Moving forward, we will definitely be called upon to innovate, to activate our imaginations in new ways and proceed with empathy and dignity. We will be required to invent a new reality within unfamiliar circumstances. These innovations and the actions that will have to happen in order to arrive at them will require reason, ingenuity, trust and courage, plus an openness to new scientific, social, economic and political paradigms.
Historically, pandemics have forced humans to break with the past and imagine
their world anew. This one is no different. It is a portal, a gateway between one world
and the next. We can choose to walk through it, dragging the carcasses of our prejudice
and hatred,our avarice, our data banks and dead ideas, our dead rivers and smoky skies
behind us.Or we can walk through lightly, with little luggage, ready to imagine another
world. And ready to fight for it.
During these past two months, Rena and I have been living in lockdown in London with Mabel, our swiftly growing Golden Retriever puppy. Each morning we walk Mabel in Kensington Gardens, not far from our home. British citizens are currently allowed to enter the parks once a day for exercise or to walk their dogs. In the park we have become friendly with a family and their little Labrador puppy named Leo. Now we time our visits to the park to coincide with Leo and his family. Mabel and Leo adore each other, and we all never tire of watching the two puppies roll over and over one another with gusto and joy. These daily encounters have generated a special significance in our lives during this period of Coronavirus. Our meetings in the park have become meaningful. One day last week, Rena and Mabel and I showed up in the park and Leo and his family were nowhere to be found did not answer our phone calls. We inadvertently began to worry about the wellbeing of our new friends. We had become entangled in the new meanings of our new relationships.

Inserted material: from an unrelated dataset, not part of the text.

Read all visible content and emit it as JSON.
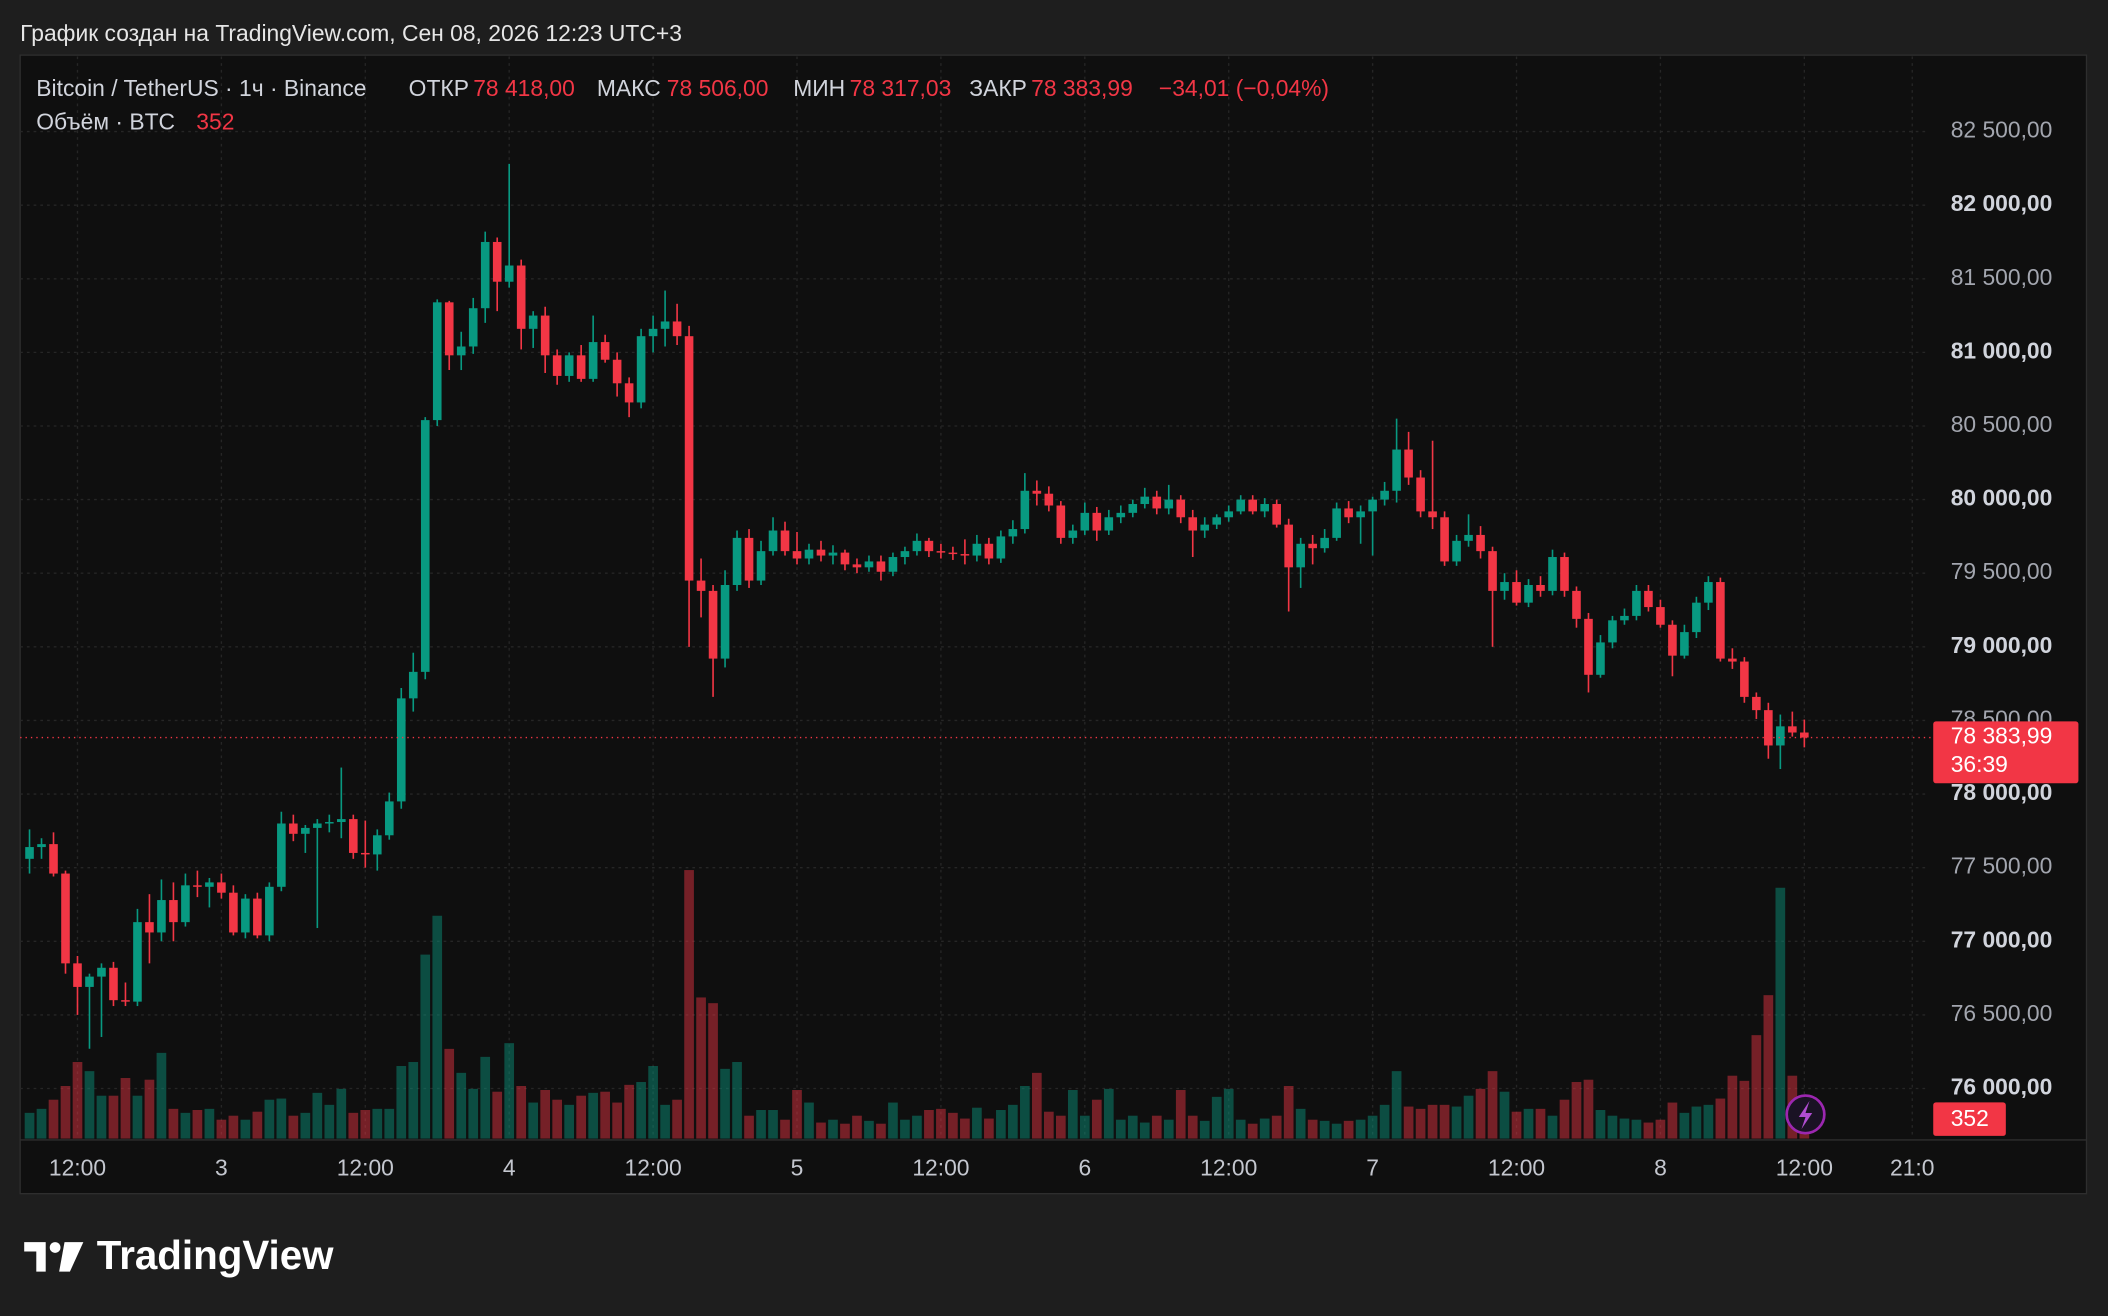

A fundamental trait of human intelligence is to create meaning, to attach meanings to the objects that we perceive in the world, to our relationships with others. We give meaning to the phenomenal world. The meaning of friendship matters. The new meanings that we engender in this current paradigmatic shift will matter. What we can control turns out to be our own attitude to the shifting circumstances and we can, to a certain extent, control our physical, emotional and mental postures. And we can create and celebrate new meanings that arise from our new circumstances.